In her statement today, Schwartz said she condones repealing the IPAB because it is the role of Congress to determine Medicare policies.

"Abdicating this responsibility, whether to insurance companies or an unelected commission, would undermine our ability to represent the needs of the seniors and disabled in our communities," she said.

The IPAB was not only a significant portion of Mr. Obama's health care reform package, but also is a central part of his new deficit reduction plan, which aims to save $4 trillion over 12 years.

"We will slow the growth of Medicare costs by strengthening an independent commission of doctors, nurses, medical experts and consumers who will look at all the evidence and recommend the best ways to reduce unnecessary spending while protecting access to the services seniors need," Mr. Obama said in a speech Wednesday.

He said that his proposed reforms should save the government $500 billion in Medicare and Medicaid expenses by 2023 and an additional one trillion dollars in the decade after that.

"And if we're wrong, and Medicare costs rise faster than we expect, this approach will give the independent commission the authority to make additional savings by further improving Medicare," Mr.
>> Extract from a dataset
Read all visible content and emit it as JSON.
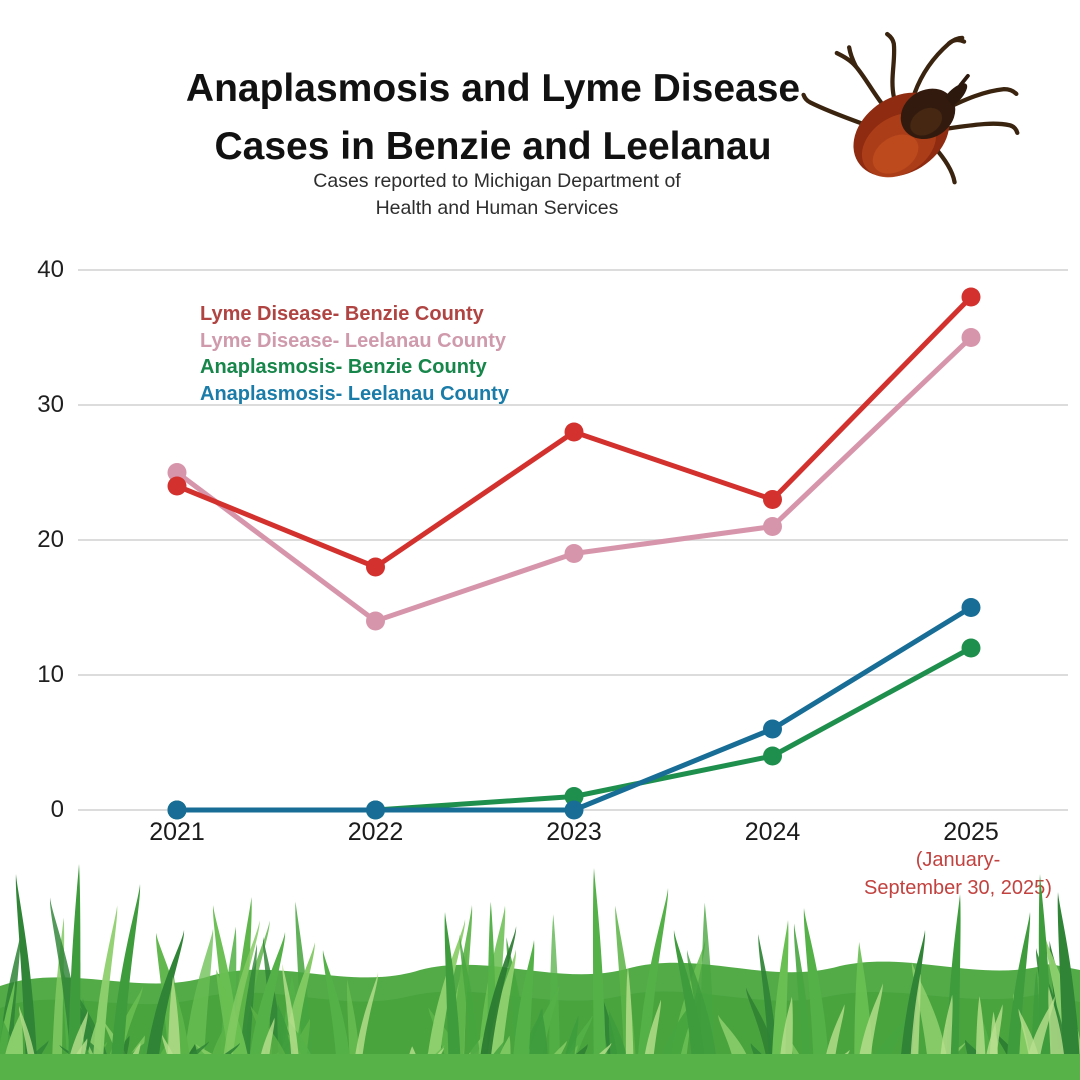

Obama said.

Repealing the creation of the IPAB is just one part of the GOP-led plan to entirely dismantle Mr. Obama's health care reforms, which has already had some success. As part of the 2011 budget deal Mr. Obama agreed to with congressional leaders, Congress eliminated a voucher program created in the health care reform law that was intended to help people purchase affordable coverage in the new exchange systems instead of expensive employer-provided health insurance. The budget agreement also cut $2.2 billion in 2011 funding for health care co-ops.